So you’ve decided you want to move to Chicago, but you’re not sure where to begin. For starters, you may want to consult an immigration lawyer in order to make your transition more smooth. Other than that, you’re in luck; Chicago is a fairly easy city to start a new life in. However, there are a few steps you’ll need to take to make sure you’re on the path to success. Use this ultimate guide to moving to Chicago as a starting point.  

 

Score a job

If you haven’t already, you’ll need to find a job. Most companies post their open positions on job sites such as Indeed, Monster, and LinkedIn. You can also try reaching out proactively to companies you think you’d like to work for. With such a large pool of candidates in the city, it can be hard to get noticed by hiring managers, so sending a personalized message is a great way to get your foot in the door. Blueground offers fully-furnished, equipped and serviced apartments in some of the world's most sought after cities. There’s also the option to pursue remote work while moving to the city. Chicago is very friendly for independent workers, with plenty of coworking spaces available at reasonable prices. Since the cost of living is lower than in New York or San Francisco, you’ll be able to live a bit more comfortably on the same kind of salary.

 

Pick a neighborhood

Your neighborhood in Chicago will determine a lot about your daily life in the city, so choose wisely. It’s best to pick an area within a reasonable commute to your place of work. You should also consider price, proximity to public transportation and highways, and the general vibe of the neighborhood. Do plenty of research and talk to locals about their experiences before making a decision.

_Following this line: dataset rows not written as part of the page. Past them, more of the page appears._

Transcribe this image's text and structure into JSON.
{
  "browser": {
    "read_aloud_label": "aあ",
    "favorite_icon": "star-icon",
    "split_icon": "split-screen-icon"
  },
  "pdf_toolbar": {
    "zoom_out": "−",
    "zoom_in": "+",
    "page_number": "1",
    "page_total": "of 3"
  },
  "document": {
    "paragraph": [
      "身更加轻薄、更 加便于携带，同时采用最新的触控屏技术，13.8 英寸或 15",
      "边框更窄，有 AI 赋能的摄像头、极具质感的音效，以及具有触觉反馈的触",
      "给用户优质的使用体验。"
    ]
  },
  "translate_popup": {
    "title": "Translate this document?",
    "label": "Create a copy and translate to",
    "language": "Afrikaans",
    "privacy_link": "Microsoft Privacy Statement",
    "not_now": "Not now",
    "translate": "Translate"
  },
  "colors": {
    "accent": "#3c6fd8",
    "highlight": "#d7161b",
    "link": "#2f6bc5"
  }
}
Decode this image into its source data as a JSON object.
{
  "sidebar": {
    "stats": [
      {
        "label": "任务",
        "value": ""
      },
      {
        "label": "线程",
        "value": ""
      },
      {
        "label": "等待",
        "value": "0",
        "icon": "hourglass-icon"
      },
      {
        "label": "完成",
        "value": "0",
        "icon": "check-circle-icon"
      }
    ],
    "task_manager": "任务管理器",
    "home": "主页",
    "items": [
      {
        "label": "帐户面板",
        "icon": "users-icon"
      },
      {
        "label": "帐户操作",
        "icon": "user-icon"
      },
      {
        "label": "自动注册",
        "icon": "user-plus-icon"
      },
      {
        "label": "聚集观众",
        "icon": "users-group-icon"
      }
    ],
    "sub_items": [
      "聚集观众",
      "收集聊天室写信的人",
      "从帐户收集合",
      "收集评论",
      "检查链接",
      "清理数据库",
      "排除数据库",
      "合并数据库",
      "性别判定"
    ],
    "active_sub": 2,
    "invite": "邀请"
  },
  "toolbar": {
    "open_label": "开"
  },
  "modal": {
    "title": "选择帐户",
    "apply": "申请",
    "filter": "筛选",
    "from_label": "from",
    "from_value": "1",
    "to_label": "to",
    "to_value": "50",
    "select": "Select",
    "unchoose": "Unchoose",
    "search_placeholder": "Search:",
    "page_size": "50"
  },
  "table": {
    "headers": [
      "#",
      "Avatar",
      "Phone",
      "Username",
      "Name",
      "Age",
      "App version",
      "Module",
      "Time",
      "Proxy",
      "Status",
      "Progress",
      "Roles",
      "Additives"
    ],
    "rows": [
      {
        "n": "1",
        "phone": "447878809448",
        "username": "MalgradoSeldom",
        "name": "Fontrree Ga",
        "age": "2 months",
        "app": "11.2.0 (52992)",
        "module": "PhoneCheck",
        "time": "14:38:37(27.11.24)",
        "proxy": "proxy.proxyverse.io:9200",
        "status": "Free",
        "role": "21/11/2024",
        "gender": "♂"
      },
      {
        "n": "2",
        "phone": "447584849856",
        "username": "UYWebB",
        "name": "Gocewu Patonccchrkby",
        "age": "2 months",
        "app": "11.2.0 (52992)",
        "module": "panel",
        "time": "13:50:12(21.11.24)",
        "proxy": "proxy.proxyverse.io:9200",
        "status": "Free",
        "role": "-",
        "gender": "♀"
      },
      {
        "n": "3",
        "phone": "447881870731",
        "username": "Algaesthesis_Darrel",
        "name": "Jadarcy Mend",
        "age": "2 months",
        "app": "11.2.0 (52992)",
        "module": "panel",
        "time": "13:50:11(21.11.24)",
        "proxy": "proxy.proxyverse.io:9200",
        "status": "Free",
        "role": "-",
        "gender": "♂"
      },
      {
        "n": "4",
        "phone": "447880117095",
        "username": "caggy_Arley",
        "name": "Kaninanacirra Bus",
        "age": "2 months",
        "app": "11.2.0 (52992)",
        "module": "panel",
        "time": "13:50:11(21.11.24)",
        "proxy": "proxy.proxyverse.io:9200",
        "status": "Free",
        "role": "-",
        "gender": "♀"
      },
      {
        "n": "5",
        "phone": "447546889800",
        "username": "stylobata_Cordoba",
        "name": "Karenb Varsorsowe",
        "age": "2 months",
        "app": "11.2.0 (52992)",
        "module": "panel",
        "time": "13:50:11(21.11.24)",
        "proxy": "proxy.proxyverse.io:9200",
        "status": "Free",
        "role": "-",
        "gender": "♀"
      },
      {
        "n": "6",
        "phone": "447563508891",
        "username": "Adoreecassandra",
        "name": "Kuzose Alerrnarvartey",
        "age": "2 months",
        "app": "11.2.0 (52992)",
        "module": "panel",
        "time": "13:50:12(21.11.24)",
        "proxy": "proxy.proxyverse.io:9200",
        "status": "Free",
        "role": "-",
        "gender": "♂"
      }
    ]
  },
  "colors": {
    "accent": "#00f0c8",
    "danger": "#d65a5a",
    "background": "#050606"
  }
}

a park in Chicago with greenery, a wooden bench and fall foliage. There are leaves scattered around a cement path with tall buildings in the distance.

The perfect Chicago neighborhood is in the eye of the resident. Dreamy Lincoln Park is ideal for a dual-income household while River North may interest a downtown office worker with a penchant for partying.

 

Find an apartment

Once you’ve chosen which neighborhood is right for you, the next step in moving to Chicago is to find an apartment. There are several apartment search websites available where you can look for an apartment alone or with roommates: Domu, PadMapper, and even Craigslist are all great options.

There’s also Blueground, which offers premium furnished rentals that are ideal for professionals. These apartments are conveniently located near public transportation and central to most areas in the city. Better yet, for new arrivals, all apartments are outfitted by a dedicated interior design team and are stocked with linens, tableware, and home entertainment. Meaning, you’ll having the luxury of moving without a moving company or truck. Apartments come paired to a Guest App that includes a curated list of nearby grocery stores, gyms, and pharmacies in addition to scheduling cleaning and maintenance. There’s no better Chicago assistant than one that can travel with you in the palm of your hand!

 

Set up your utilities

As soon as you know your move-in date, call the appropriate utility companies to make sure everything will be up and running ahead of your arrival. You may also want to schedule an appointment to install internet and cable. The two main providers in Chicago are Comcast and RCN, although there are a few smaller companies as well. Check with your landlord or building manager to see what’s available to you.

 

Visit the DMV

When you’re all moved into your new home, you’ll need to make the trip to the DMV to change over your out-of-state license. Legally, you only have 30 days after establishing residency to apply for a driver’s license with your new address. This is an essential step in moving to Chicago.

If you own a car, you’ll also have to register it. Unfortunately, this also means purchasing a city sticker, Chicago’s tax on vehicle ownership. Skipping this could lead to expensive tickets down the road if parking enforcement officers notice that your vehicle is missing the sticker, so make sure to get it taken care of within 30 days.

While you’re at the DMV, you can also take advantage of the opportunity to register to vote. In Illinois, you must register at least 27 days prior to the election you wish to vote in. Thankfully, this is an easy step that you can take care of quickly and painlessly while applying for your driver’s license.

 

Get a Ventra card

If you’re planning to explore your new city via public transportation, you’ll need a Ventra card. These can be purchased at ticket machines or on the Ventra smartphone app.

scanning Ventra card for public transit in ChicagoStore a credit card in the app and set up Autoload to automatically add transit value when your balance is low. Alternatively, you can purchase monthly passes if you know you’ll be taking public transportation on a daily basis.

 

Discover your new home

Once you’ve checked off all items from your moving checklist, all that’s left for you to do will be to explore your new city. You’ll need to get to know your neighborhood and figure out the go-to spots. For example, you might buy groceries from Mariano’s or Jewel-Osco. Each area will have its own local coffee joints, although Peet’s and Intelligentsia are both popular options. Don’t forget to check out the famous donuts from Do-Rite and Stan’s, two popular competing chains.

Moving to Chicago takes a bit of maneuvering, but the hard work will soon pay off when you’re enjoying life in one of America’s greatest cities. Between exploring new neighborhoods and soaking up all the culture, you won’t even have time to be homesick. Whether you’re a recently arrived expat or a lifelong Illinoisan, Chicago is a pretty cool place to call home.